[Oberon] Item technique.

Mon Sep 4 11:33:14 CEST 2017

NOTE ON THE “ITEM TECHNIQUE” USED IN THE OBERON COMPILER

One key idea and motivation behind the “Item” technique used in the Oberon compiler is to represent *anonymous* entities that are generated during compilation of an Oberon program in an *efficient* way. This is achieved by using the *stack* for them instead of the *heap*.

Recall that when *declarations* (i.e. identifiers such as constants, types, variables or procedures) are processed by the compiler, objects (of type ORB.Object in Oberon on RISC) in a dynamic structure are created, so that they can be referred to later during the compilation, for example during code generation. There is one object per declared identifier. Naturally, such objects are allocated in the *heap*. They are rooted in a global variable (variable ORB.topScope in Oberon on RISC), as they need to be available throughout compilation. For example, an instruction at the end of an Oberon program might refer to a variable declared at the beginning of it.

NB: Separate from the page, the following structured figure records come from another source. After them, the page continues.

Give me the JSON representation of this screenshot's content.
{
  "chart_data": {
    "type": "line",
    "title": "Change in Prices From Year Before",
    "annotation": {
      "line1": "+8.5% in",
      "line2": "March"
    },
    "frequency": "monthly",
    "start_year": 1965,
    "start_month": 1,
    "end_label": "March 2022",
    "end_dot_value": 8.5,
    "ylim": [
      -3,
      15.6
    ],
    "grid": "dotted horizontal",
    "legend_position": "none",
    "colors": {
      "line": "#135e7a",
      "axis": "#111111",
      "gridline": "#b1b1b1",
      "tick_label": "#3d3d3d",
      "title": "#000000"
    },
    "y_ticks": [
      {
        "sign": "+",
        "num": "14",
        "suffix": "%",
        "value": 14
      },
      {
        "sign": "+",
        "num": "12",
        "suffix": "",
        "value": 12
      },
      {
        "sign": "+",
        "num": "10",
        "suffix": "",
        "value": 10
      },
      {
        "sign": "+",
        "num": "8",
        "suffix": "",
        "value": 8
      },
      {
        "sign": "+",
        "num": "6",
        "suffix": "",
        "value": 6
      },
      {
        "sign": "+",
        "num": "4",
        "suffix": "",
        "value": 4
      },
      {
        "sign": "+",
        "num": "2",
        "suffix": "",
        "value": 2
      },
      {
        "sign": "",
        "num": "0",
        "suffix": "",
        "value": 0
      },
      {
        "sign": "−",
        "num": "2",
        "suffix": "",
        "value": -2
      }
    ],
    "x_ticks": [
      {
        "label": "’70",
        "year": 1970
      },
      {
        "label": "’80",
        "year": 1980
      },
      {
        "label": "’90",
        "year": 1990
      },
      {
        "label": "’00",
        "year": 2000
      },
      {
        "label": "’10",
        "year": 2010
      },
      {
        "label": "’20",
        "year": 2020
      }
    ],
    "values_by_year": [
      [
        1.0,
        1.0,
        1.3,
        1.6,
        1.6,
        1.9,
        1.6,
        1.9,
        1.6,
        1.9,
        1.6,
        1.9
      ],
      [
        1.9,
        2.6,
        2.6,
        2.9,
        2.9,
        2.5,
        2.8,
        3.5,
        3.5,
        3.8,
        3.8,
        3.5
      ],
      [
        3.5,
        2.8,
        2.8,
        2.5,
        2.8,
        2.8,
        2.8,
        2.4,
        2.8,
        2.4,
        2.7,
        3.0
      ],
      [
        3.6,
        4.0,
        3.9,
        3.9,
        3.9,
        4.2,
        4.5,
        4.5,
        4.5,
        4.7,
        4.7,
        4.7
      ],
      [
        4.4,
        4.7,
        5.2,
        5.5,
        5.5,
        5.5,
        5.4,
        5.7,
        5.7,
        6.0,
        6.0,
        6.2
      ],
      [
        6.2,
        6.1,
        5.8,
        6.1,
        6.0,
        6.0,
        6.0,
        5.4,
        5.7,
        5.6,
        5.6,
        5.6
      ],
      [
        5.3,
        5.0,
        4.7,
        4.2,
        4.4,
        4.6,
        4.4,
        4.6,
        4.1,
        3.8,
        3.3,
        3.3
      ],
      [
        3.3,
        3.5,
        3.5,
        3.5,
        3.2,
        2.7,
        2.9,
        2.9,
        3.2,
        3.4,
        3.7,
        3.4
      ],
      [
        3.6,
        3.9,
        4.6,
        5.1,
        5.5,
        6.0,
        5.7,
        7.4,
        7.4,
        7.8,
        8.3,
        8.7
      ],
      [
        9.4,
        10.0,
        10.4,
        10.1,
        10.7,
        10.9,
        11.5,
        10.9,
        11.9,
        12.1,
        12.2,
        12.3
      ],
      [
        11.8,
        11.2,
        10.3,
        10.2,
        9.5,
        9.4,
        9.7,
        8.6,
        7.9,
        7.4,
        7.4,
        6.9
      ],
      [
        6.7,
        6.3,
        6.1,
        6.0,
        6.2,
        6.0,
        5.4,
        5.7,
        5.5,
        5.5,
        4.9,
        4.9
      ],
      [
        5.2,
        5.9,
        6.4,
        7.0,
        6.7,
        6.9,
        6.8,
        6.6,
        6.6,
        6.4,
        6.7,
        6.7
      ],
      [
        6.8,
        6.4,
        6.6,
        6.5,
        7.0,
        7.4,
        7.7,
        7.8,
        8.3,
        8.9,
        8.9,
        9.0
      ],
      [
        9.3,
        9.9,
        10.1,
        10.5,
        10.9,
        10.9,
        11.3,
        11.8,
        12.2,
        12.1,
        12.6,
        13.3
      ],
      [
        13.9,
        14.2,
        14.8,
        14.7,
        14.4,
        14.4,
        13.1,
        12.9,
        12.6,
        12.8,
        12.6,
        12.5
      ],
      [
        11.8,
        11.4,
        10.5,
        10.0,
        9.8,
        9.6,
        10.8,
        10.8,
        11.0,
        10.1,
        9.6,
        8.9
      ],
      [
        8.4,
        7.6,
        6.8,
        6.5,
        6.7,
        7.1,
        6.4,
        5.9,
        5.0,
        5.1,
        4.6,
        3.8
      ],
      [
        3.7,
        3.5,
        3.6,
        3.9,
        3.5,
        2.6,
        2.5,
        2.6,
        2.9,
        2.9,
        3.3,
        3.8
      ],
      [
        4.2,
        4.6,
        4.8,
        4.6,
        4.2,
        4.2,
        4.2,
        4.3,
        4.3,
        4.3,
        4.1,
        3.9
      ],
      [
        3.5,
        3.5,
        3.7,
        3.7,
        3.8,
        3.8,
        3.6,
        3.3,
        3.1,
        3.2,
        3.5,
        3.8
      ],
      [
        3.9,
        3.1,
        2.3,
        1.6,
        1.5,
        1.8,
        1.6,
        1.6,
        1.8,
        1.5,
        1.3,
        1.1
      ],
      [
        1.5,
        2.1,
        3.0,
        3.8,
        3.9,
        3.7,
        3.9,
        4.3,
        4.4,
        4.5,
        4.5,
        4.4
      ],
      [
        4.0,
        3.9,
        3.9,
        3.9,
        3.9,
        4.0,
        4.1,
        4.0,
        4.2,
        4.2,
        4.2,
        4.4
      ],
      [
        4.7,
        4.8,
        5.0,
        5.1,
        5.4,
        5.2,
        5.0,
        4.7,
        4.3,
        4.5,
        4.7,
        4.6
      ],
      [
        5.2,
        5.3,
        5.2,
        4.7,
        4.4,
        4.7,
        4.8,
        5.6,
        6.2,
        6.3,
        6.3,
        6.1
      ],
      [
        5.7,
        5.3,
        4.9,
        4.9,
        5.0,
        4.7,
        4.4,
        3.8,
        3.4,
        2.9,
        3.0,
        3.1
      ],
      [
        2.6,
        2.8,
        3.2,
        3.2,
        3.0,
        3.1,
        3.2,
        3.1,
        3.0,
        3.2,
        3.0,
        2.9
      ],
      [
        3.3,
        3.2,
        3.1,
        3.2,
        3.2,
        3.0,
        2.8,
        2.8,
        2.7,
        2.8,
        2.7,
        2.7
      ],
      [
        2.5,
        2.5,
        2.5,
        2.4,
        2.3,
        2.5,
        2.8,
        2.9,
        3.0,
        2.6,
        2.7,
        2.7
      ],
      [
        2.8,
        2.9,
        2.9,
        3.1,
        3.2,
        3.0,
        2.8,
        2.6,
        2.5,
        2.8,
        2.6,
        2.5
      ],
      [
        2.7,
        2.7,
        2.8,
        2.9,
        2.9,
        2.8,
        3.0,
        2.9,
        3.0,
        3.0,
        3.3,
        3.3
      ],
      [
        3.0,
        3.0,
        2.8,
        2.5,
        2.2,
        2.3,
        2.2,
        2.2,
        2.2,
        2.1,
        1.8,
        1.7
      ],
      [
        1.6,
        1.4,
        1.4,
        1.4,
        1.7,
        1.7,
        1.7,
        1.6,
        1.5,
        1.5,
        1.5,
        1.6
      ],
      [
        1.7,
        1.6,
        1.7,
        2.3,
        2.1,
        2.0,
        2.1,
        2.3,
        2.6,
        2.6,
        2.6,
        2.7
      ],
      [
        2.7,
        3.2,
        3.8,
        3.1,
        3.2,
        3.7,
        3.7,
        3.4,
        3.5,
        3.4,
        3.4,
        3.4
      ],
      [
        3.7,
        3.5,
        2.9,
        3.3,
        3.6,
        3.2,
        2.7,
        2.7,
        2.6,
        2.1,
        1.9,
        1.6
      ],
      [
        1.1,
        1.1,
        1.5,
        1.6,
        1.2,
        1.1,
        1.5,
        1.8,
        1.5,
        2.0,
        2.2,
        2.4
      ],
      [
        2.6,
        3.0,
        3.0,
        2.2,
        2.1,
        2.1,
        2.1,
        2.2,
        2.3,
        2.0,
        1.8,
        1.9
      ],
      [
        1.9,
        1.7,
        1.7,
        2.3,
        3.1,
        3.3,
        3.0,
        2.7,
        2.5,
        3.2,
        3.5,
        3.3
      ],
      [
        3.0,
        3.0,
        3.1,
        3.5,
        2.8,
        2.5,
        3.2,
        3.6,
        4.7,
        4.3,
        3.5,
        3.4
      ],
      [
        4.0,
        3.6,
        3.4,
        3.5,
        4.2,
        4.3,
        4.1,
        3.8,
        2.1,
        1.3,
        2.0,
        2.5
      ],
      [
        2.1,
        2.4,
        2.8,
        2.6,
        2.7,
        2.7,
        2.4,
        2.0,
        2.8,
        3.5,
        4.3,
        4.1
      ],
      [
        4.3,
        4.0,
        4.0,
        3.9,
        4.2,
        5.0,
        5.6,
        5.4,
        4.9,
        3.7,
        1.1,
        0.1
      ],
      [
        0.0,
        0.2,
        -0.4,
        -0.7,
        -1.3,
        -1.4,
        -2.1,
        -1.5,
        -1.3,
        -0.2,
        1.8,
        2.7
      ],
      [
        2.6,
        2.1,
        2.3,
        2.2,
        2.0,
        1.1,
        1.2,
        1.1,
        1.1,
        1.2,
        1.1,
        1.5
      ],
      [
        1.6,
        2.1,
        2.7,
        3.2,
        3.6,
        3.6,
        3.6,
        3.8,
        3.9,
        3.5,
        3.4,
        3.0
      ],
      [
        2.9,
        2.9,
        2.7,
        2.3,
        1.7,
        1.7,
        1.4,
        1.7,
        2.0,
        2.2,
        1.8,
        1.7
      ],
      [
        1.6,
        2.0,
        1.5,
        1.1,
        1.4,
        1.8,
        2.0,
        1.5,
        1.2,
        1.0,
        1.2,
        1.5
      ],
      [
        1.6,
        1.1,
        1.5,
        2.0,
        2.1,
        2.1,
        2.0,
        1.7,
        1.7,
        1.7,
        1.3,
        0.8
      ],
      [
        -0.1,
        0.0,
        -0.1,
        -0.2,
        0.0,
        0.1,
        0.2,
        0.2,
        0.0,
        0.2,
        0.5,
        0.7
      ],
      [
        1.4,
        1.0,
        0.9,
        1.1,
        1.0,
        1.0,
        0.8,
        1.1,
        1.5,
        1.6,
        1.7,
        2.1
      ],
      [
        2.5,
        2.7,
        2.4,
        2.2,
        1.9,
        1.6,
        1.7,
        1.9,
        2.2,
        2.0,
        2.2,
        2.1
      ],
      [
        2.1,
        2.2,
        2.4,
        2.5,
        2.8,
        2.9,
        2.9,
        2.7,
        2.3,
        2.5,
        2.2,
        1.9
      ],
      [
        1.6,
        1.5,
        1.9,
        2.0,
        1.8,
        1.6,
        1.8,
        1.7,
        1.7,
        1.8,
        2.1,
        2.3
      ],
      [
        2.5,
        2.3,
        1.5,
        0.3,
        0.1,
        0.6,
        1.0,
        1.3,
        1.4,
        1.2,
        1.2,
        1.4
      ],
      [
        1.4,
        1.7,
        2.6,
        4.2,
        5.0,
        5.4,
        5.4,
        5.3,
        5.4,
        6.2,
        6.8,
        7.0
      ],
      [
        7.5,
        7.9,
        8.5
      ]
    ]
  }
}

However, *in addition* to these permanently (i.e, for the duration of the compilation") available objects, there are also objects that are only of *transitory* nature, for example when an expression b*c is parsed in an assignment a := b*c.

It would simply be too expensive - both in terms of memory requirements and execution speed - to also allocate such objects in the heap during compilation. A much better way is to use the *stack* instead. Why the stack? Recall that the stack is used during procedure activations and holds parameters and local variables, plus a few other data fields such as the return address. The important observation here is that “allocation” and “deallocation” of parameters and local variables is both automatic and super-fast - as one only needs to adjust the stack pointer when calling a procedure, and re-adjust it again when exiting the procedure.

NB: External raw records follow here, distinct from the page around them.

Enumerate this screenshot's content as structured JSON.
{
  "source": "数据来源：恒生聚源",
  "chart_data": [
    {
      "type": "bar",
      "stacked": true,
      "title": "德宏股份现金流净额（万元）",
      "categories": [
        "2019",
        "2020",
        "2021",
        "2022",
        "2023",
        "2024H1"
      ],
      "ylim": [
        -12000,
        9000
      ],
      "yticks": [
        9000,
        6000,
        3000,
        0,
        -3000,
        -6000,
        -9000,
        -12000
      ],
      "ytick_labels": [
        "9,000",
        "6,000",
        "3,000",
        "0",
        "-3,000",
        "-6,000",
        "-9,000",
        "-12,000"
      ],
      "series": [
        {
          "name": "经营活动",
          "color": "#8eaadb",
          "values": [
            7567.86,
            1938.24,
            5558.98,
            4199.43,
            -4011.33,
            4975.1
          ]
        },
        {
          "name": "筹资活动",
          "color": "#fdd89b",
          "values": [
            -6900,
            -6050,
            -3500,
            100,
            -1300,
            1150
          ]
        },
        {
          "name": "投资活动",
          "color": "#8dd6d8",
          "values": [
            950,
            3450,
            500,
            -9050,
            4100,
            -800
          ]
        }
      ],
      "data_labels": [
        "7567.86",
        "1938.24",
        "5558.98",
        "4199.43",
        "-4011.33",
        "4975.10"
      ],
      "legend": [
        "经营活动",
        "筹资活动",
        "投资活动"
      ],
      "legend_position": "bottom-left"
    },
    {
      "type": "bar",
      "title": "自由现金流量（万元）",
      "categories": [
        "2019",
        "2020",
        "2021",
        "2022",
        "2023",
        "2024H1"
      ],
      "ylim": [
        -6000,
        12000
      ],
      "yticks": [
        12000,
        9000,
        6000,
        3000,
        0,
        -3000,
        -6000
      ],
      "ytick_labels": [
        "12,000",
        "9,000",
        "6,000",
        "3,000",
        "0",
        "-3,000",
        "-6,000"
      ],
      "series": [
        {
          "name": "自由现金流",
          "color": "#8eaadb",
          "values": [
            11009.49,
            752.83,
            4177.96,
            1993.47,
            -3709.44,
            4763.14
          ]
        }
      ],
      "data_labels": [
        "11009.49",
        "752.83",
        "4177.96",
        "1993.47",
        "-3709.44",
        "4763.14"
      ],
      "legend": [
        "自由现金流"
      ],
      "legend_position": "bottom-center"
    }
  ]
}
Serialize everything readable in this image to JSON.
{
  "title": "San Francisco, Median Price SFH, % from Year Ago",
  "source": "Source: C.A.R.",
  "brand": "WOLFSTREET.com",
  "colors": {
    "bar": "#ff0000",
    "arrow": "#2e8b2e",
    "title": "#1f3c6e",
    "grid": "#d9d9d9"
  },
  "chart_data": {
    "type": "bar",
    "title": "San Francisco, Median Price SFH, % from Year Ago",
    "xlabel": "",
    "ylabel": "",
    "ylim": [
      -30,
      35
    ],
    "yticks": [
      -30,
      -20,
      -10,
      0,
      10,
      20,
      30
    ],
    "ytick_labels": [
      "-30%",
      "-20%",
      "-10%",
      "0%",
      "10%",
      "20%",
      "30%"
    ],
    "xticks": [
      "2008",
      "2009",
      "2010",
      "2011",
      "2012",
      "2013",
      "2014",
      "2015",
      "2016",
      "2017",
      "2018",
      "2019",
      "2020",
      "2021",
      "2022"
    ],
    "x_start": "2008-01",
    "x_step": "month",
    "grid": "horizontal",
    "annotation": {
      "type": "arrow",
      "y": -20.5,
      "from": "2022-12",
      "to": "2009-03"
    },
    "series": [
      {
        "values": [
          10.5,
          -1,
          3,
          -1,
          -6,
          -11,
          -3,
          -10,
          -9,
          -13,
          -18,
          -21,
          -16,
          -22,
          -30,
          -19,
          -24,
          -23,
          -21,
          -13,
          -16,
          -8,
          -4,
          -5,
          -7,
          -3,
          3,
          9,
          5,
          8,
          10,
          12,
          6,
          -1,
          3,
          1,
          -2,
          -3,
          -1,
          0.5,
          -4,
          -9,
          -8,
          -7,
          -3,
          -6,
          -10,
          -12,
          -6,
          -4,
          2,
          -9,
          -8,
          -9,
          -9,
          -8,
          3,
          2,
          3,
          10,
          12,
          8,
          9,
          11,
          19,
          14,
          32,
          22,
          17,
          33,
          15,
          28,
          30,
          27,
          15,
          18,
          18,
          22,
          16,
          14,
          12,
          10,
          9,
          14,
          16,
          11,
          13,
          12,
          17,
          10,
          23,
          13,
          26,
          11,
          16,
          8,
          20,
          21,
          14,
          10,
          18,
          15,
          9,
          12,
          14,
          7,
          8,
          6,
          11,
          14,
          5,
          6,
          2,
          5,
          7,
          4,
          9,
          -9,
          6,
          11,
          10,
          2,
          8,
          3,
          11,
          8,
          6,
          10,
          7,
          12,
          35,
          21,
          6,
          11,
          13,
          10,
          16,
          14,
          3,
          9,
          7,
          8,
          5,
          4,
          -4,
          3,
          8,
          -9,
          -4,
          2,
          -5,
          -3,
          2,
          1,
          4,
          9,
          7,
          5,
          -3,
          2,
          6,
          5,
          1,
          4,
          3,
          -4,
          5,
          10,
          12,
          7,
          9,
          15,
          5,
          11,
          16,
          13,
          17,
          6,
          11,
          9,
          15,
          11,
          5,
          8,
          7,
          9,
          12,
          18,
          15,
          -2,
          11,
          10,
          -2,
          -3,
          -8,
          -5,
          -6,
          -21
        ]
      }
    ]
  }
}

So, if you parse the expression b*c in the above example, the idea is to simply pass two variables of type Item (ORG.Item in Oberon on RISC) to the corresponding code generation procedure. And indeed, the code generation procedure for a multiplication (procedure ORG.MulOp) has the signature

  PROCEDURE MulOp*(VAR x, y: Item);   (* x := x * y *)

Note that x and y are variable (!) parameters, which means that the items are passed *by reference* and not by value (i.e. they are not copied). In practice, the caller typically uses this arrangement as follows. The first parameter, say x, is itself passed as a (variable) parameter to the caller (the “incoming item” so to speak), while the second parameter, say y, is simply declared locally to the callee. Both are first parsed, and *then* passed together to the code generation procedure. As an example, procedure ‘term' in the Oberon parser (procedure ORP.term in Oberon on RISC), has the signature

  PROCEDURE term(VAR x: ORG.Item);

Here, the parameter x is simply the “incoming item”. It is itself typically a local variable in some other procedure of the parser. But procedure ’term’ itself also declares a *local* (which simply means that it will automatically go away then moment procedure ’term’ exits) variable ‘y' to hold the second argument in the expression x*y. There is is:

  VAR y: ORG.Item

Then, in the code section of ORG.term, you can simply write something along the lines of

  factor(x);
  ORS.GetSym;
  IF sym = times THEN …  factor(y) … ;  ORG.MulOp(x, y)  END

The first instruction factor(x) simply parses the “incoming item” x. As mentioned above, x may the local variable of another procedure in the parser (here procedure ‘expression’), or it may itself have been passed as a parameter to the caller. This allows for unlimited recursion of course. The instruction factor(y) then parses the expression ‘y,’ which uses a *local* a variable ‘y’ as its item, since this item is not used outside procedure ’term’. Once both x (represented by an item passed as a variable parameter) and y (represented by an item which is simply a locally declared record) have been parsed, both items are together passed (again by reference) to the code generating procedure, here procedure ORG.MulOp.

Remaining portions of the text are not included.